O que significa o Prime Video sair do serverless e ir para o monólito?

O que significa o Prime Video sair do serverless e ir para o monólito?

A Amazon Prime Video recentemente lançou um artigo⇗ que sacudiu o mundo da tecnologia, explicando como eles economizaram 90% em sua conta de serviços da web ao mudar de microsserviços serverless para uma arquitetura monolítica.

O artigo tem causado bastante alarde porque um dos pontos centrais da arquitetura serverless é a capacidade de dimensionar a infraestrutura com mais eficiência - o que, em teoria, deveria custar menos dinheiro.

Para discutir sobre o assunto polêmico, vamos explicar a justificativa da Amazon Prime Video para o retorno ao monólito e trazer as opiniões do canal do YouTube Fireship e de Lucas Boemeke, CEO/CTO da bohr.io.

Mas, antes, é importante estabelecer as diferenças básicas entre microsserviços e arquitetura monolítica.

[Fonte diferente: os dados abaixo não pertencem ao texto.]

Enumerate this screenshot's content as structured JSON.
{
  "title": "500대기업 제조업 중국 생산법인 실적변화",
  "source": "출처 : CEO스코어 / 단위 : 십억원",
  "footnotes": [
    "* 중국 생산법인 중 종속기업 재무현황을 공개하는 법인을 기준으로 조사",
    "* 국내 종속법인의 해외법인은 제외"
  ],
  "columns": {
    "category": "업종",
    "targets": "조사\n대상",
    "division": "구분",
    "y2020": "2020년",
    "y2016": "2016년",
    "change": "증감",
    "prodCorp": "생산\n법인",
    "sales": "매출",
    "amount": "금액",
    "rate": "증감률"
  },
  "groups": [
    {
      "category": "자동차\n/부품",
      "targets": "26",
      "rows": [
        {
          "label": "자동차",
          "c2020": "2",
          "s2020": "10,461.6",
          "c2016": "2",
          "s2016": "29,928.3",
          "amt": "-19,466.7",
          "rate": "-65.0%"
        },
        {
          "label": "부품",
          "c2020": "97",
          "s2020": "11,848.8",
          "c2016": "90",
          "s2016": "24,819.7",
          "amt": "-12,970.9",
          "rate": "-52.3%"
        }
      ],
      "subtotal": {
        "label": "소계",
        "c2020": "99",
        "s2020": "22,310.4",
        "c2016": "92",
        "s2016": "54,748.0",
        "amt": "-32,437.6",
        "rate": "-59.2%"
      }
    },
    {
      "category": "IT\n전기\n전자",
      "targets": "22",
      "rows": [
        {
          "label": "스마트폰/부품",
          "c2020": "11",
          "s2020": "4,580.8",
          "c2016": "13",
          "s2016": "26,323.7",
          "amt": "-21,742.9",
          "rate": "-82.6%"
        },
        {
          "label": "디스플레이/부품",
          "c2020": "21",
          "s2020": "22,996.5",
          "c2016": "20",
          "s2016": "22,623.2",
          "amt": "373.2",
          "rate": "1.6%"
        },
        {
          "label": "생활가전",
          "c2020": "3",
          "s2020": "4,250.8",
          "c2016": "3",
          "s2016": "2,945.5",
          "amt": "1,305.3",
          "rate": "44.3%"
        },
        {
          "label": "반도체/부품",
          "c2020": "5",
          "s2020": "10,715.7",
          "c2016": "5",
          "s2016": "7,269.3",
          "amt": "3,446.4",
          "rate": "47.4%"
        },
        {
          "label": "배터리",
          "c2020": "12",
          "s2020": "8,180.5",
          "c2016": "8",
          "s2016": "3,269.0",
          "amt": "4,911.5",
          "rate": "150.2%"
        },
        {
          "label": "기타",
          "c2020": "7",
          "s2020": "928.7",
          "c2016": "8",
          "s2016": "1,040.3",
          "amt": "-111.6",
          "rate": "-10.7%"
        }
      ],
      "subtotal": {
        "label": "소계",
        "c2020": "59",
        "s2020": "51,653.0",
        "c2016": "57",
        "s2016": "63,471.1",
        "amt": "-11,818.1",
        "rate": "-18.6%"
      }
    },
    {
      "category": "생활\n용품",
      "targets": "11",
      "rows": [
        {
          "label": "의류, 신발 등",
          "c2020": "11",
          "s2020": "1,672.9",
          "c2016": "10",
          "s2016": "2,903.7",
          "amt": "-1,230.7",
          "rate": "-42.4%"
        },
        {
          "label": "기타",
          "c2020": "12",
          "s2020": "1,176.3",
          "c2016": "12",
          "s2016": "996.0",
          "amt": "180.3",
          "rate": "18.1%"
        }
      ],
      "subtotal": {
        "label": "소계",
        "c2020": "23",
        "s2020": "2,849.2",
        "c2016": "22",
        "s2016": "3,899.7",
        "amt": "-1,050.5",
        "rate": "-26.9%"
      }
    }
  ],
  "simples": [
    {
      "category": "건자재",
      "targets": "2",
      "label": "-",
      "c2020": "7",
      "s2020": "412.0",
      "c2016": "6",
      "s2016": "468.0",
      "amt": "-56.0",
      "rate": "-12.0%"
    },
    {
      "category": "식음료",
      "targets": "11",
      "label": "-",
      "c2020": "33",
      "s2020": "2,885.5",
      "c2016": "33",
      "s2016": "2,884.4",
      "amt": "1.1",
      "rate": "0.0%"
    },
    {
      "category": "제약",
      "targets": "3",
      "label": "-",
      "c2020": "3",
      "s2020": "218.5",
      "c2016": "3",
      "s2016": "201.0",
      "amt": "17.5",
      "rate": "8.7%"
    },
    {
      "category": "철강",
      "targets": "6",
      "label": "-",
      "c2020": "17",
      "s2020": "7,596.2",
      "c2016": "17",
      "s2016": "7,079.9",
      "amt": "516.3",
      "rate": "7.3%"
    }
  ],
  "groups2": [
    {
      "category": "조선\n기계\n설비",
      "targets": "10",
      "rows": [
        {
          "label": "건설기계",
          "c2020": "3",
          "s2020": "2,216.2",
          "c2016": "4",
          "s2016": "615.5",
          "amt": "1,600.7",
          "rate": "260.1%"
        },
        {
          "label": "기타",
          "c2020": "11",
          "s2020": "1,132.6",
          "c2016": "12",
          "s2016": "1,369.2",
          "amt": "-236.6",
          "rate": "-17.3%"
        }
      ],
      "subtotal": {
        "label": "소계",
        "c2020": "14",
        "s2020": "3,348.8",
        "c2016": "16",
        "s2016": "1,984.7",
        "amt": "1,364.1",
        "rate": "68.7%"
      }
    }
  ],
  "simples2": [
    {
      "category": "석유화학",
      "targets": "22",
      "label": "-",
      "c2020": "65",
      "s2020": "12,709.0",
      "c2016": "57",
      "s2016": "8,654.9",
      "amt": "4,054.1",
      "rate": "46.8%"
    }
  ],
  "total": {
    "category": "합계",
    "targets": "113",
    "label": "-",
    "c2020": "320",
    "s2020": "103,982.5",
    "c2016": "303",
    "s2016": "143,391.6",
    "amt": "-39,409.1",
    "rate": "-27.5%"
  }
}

Qual é a diferença entre a arquitetura monolítica e a arquitetura de microsserviços?

Em uma arquitetura monolítica, o aplicativo é construído como uma única unidade, onde todos os componentes são agrupados em um único sistema. Essa abordagem é mais simples de desenvolver, testar e implantar, pois tudo está em um só lugar. No entanto, pode ser difícil de escalar e manter à medida que o aplicativo cresce, já que cada mudança afeta todo o sistema.

Já a arquitetura de microsserviços divide o aplicativo em serviços independentes que se comunicam entre si por meio de APIs. Cada serviço é responsável por uma única funcionalidade específica do aplicativo e pode ser escalado, atualizado e implantado independentemente dos outros serviços. Essa abordagem é mais complexa, pois exige uma coordenação mais rigorosa entre os serviços, mas também é mais flexível, escalável e resiliente, permitindo que as equipes de desenvolvimento trabalhem em serviços separados e independentes uns dos outros.

Por que a Amazon Prime Video mudou de uma arquitetura de microsserviços distribuídos para um aplicativo monolítico?

Tudo começou assim: a Amazon Prime Video precisava de uma ferramenta para analisar o conteúdo de áudio ou problemas como congelamento de vídeo e corrupção de arquivos. Para implementar essa ferramenta, eles usam várias funções serverless chamadas Step Functions⇗ (que são basicamente a mesma coisa que as Lambdas) para lidar com diferentes responsabilidades.

Explicando o workflow:

Você tem um ponto de entrada inicial que inicia outro serviço para fazer uma conversão de arquivo, a qual converte um stream de áudio/vídeo em quadros que podem ser usados pelo detector. Daí você tem vários detectores usando aprendizado de máquina para analisar o vídeo e, finalmente, você precisa de outra função para agregar o resultado e armazená-los em um bucket.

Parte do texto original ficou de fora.